Masonry work includes construction with clay bricks, concrete bricks and blocks, clay tiles, and natural and artificial stone. This work is now typically performed by subcontractors who supply the labor, materials, and equipment required to complete the work.
Estimating the costs of masonry work involving products other than standard bricks and concrete blocks but the work is mostly the task of specialists. A thorough knowledge of masonry construction is a definite prerequisite to the performance of good estimating. Particular attention has to be paid to items such as masonry bond and mortar joint treatment, which have considerable effect on material usage, waste factors, and mortar consumption. A minimum knowledge of terminology is required before masonry specifications can be properly interpreted to determine such things as the type of units required and their requisite features, together with aspects of the numerous accessories associated with masonry work.
The units of measurement for masonry are generally the number of masonry pieces such as concrete blocks or, in the case of bricks, the number of thousands of clay bricks. Calculating the number of masonry units involves a two- stage process:
- The area of masonry is measured.
- A standard factor is applied to determine the number of masonry units required for area measured.
Estimators need to be familiar with the definition of the scope of work for the masonry trade in their geographical location. This trade scope is often defined for a geographical area by the local masonry association and may also be found in the bid depository rules of construction associations in many cities.
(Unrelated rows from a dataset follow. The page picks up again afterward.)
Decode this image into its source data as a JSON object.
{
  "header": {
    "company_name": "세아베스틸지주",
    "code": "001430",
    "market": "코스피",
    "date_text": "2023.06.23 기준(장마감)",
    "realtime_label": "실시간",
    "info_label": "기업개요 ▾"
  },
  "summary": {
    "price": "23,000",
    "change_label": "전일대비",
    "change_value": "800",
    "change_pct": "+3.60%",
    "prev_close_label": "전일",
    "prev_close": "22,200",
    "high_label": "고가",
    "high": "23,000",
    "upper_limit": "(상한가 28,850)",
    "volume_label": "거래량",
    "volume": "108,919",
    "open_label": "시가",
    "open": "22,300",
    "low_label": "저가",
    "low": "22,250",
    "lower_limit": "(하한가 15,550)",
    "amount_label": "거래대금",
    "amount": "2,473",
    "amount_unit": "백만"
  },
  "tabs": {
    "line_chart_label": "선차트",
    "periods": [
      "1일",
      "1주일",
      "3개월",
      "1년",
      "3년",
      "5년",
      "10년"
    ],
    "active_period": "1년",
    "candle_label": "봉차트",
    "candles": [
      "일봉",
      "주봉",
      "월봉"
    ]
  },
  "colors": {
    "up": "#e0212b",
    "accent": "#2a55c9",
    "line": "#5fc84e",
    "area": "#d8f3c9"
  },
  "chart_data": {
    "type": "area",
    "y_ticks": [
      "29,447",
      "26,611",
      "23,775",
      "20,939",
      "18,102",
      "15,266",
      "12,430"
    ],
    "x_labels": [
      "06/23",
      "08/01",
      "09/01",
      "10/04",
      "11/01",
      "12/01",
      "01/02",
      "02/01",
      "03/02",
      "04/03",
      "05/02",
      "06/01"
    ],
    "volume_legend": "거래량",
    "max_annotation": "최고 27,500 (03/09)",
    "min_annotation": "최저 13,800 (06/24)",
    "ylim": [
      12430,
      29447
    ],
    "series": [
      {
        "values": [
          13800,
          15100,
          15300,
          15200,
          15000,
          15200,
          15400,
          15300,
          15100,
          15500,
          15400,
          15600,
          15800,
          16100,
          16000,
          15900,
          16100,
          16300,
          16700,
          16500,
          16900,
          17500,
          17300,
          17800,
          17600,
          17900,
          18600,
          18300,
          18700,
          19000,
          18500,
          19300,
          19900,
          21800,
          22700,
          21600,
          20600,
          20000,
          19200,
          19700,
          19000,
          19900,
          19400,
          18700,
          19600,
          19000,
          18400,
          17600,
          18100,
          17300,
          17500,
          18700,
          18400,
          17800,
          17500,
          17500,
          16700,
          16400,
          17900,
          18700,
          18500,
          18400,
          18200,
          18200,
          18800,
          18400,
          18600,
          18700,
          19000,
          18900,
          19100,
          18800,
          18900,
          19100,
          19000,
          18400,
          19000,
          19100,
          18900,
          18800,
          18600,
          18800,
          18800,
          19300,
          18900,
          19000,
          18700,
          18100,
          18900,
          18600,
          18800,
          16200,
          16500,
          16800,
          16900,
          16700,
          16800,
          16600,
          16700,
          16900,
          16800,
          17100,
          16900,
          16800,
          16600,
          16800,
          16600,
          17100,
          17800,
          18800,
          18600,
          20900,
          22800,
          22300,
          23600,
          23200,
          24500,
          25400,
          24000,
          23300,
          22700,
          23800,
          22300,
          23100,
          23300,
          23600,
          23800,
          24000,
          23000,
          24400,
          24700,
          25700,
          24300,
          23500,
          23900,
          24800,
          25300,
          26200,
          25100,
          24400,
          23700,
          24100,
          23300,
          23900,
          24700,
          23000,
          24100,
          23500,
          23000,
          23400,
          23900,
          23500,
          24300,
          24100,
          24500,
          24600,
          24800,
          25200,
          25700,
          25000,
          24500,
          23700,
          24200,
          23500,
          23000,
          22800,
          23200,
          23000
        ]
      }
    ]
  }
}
This definition lists the items of work that are included in the masonry trade and those items of work that are excluded from the work of the masonry trade. Knowledge of this scope of work is essential to the person estimating the masonry work for the specialized masonry trade contractor. Knowledge of the masonry scope, together with the scopes of all other sub trades, is also valuable to the general contractor’s estimator who is receiving sub trade prices.
Bricks are made of different materials and manufactured by different methods, and they can be used in many different ways in the construction process. All of these factors will influence the price of the masonry, but the main factors affecting the measurement of brick masonry are the size of the brick units, the size of the joints between bricks, the wall thickness, and the pattern of brick bond utilized.
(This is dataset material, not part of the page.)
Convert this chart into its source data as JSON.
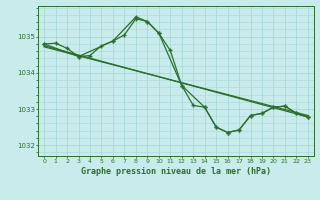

Bricks are available in a great number of sizes, but the Common Brick Manufacturers Association has adopted a standard size with the nominal dimensions of 2-1⁄4 by 3-3⁄4 by 8 inches (57 mm by 95 mm by 203 mm). Bricks of this size are referred to as “standard bricks”.
Concrete masonry comprises all molded concrete units used in the construction of a building and includes concrete brick, hollow and solid block, and decorative types of block. Historically, many of these units are manufactured on the local level, and industry standards are not always followed. There is considerable variation in shapes and sizes available.
General Rules to Estimate Masonry Work:
- Measure all quantities “net in place” and do not deduct for openings that are less than 10 square feet
- Separately measure masonry work that is circular on plan.
- Masonry work includes scaffolding and hoisting.
- Masonry work shall be measured separately in the following categories: i)Facings ii)Backing to facings iii)Walls and partitions iv)Furring to walls v)Fire protection
- The cleaning of exposed masonry surfaces shall be described and measured in square feet.
- Measure silicone treatment of masonry surfaces in square feet, stating the number of coats required.
- Measure expansion joints or control joints in masonry in linear feet, and fully describe these joints. Specify any required joint filler material (caulking) in the description of the joint system.
- Measure mortar red in cubic feet or cubic meters, and provide details of any admixtures required.
- Separately measure colored mortar where it is required.
- Measure wire reinforcement in masonry joints in linear feet or meters, and fully describe. “Ladder” or “truss” reinforcement can be used; specify which is required.
- Enumerate anchor bolts, sleeves, brackets, and similar items that are built into masonry, and fully describe these items. Built-in components together with the lintels and similar items mentioned in the following notes may be supplied and installed by the masonry trade; alternatively they may be supplied by the miscellaneous metals sub trade and only installed by the masonry contractor.
- Measure building in lintels, sills, copings, flashings, and similar items in linear feet or meters, and fully describe. Specify the type of material involved; not only can the material cost vary but also the installation cost can vary with different types of material.
- Enumerate weep holes where they are required to be formed using plastic inserts and such like.
- Measure rigid insulation to masonry work in square feet or square meters, describing the type and thickness of material
- Bricks shall be measured in units of 1000 bricks, describing the type and dimensions of bricks.
- Separately measure facing bricks.
- Measure in linear feet or meters bricks required to be laid in any other pattern than running bond; for example, soldier courses or brick-on-edge courses.
- Enumerate and fully describe brick ties.
- Enumerate concrete block masonry units, stating the type and size of blocks.
- Separately enumerate special units required at corners, jambs, heads, sills, and other similar locations.
- Measure in cubic yards or cubic meters, and fully describe loose fill or foam insulation to block work cores.
- Measure bond beams in linear feet.
- Measure concrete to core fills and bond beams in cubic yards or cubic meters, stating the strength and type of concrete to be used.
- Measure in linear feet or meters reinforcing steel to core fills and bond beams, stating the size and type of rebar to be used.